Edge is spending the summer as a reporting intern at the Willamette Week in Portland, where her predecessor, Sam Stites, also spent the summer of 2011. Her news judgement and newsroom expertise factored in the board’s decision to hire her as editor. Edge is the first junior to be appointed to the position in Peter Milliron’s five years on the Emerald board.
“What gave Sami the edge is that she had a very well-developed strategic plan and vision for this next year,” said Milliron, the board chair. “The Emerald has come through some major changes over the past few years through the Revolution and we felt that in this next phase, with a new publisher coming on board, Sami would be a good fit in moving us forward.”
Charlie Weaver, The Emerald’s new publisher, starts later this month.

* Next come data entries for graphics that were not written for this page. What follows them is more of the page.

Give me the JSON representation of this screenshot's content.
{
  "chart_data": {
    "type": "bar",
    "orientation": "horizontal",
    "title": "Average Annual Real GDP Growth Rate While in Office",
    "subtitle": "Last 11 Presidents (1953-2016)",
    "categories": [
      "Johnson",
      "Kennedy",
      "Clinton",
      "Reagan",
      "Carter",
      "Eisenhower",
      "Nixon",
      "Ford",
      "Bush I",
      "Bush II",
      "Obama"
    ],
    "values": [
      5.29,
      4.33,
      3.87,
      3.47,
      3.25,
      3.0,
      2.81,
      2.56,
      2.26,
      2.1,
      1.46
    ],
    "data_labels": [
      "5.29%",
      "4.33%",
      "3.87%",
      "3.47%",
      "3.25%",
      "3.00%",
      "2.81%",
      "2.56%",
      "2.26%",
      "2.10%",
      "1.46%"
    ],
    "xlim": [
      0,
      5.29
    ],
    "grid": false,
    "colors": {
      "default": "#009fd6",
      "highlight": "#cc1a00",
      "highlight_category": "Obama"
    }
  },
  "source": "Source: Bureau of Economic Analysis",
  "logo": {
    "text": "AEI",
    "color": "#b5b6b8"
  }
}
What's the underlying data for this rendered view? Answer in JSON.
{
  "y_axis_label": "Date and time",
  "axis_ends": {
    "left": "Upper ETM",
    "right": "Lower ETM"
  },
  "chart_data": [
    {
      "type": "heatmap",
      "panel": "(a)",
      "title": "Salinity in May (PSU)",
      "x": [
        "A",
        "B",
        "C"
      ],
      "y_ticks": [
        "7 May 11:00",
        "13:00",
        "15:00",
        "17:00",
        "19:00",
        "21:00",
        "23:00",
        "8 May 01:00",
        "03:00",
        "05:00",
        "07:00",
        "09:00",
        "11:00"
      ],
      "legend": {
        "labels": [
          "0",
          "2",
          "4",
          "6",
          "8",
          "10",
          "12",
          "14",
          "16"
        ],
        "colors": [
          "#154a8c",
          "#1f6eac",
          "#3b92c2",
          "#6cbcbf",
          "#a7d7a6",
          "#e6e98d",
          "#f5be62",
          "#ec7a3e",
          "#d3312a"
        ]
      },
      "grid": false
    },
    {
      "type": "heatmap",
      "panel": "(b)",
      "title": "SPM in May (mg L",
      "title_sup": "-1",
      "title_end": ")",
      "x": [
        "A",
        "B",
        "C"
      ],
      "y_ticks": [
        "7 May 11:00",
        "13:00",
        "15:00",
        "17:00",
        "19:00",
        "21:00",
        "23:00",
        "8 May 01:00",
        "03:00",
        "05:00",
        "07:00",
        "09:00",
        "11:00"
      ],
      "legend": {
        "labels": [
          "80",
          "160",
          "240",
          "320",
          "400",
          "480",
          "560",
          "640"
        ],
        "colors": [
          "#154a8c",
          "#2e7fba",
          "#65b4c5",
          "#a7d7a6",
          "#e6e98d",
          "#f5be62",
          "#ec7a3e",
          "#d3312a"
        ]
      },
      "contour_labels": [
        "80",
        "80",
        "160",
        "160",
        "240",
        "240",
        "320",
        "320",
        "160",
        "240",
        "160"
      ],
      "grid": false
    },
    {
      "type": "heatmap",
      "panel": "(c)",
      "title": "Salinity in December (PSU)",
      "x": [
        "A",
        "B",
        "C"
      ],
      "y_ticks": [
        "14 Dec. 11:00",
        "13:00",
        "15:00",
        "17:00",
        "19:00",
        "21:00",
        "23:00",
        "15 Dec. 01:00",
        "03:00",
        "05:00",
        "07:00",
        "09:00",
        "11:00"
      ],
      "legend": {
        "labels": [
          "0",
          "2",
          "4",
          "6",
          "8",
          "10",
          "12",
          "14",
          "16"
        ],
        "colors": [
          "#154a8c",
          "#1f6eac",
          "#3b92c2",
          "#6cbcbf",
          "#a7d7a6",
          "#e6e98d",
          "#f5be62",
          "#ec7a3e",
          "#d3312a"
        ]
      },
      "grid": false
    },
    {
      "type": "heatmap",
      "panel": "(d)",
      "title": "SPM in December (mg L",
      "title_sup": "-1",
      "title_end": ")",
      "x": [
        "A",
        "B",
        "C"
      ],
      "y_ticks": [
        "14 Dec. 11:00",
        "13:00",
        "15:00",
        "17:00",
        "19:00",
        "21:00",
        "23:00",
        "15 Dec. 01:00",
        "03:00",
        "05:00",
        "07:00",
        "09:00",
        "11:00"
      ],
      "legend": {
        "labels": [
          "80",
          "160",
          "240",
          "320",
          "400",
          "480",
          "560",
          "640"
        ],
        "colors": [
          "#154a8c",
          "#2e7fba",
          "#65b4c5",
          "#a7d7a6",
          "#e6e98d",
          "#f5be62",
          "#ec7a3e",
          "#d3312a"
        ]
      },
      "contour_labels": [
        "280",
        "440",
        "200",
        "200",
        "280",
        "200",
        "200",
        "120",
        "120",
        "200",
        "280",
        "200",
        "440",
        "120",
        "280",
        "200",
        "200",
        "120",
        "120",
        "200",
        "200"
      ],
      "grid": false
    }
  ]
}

Weaver was previously the production and digital media director for The Iowa State Daily. He replaces Ryan Frank, who helped guide The Emerald through the Revolution. Frank also supported the student staffs in the marketing department and The Venture Department, The Emerald’s in-house creative agency. He stepped down at the end of March and is now the politics editor at The Las Vegas Sun.
Both Milliron and Edge said that a positive relationship between the new editor and publisher is a key component in moving the company forward. The fact that Edge is taking the reins as a junior — the other two applicants will be seniors in the fall — was of little concern to the board. Edge doesn’t believe that it will be much of a problem, either.
“I’m certain I can overcome any obstacles that I come across because I’ve only been at The Emerald for a year,” she said.
Whether she was an editor or reporter, it wasn’t uncommon to see Edge in the Emerald newsroom at 8 a.m. most mornings. She says it’s the people she works with that keep her coming in every day.
“The Emerald believes in me. Ryan Frank and Sam Stites made a point of giving me opportunities to excel,” she said.
Edge wants to give her staff — new and returning — the same opportunities. And she has big plans for anyone who joins the newsroom team for the 2014-2015 academic year.
“Call me a fool for wanting to change the world but I think we can get there,” she said.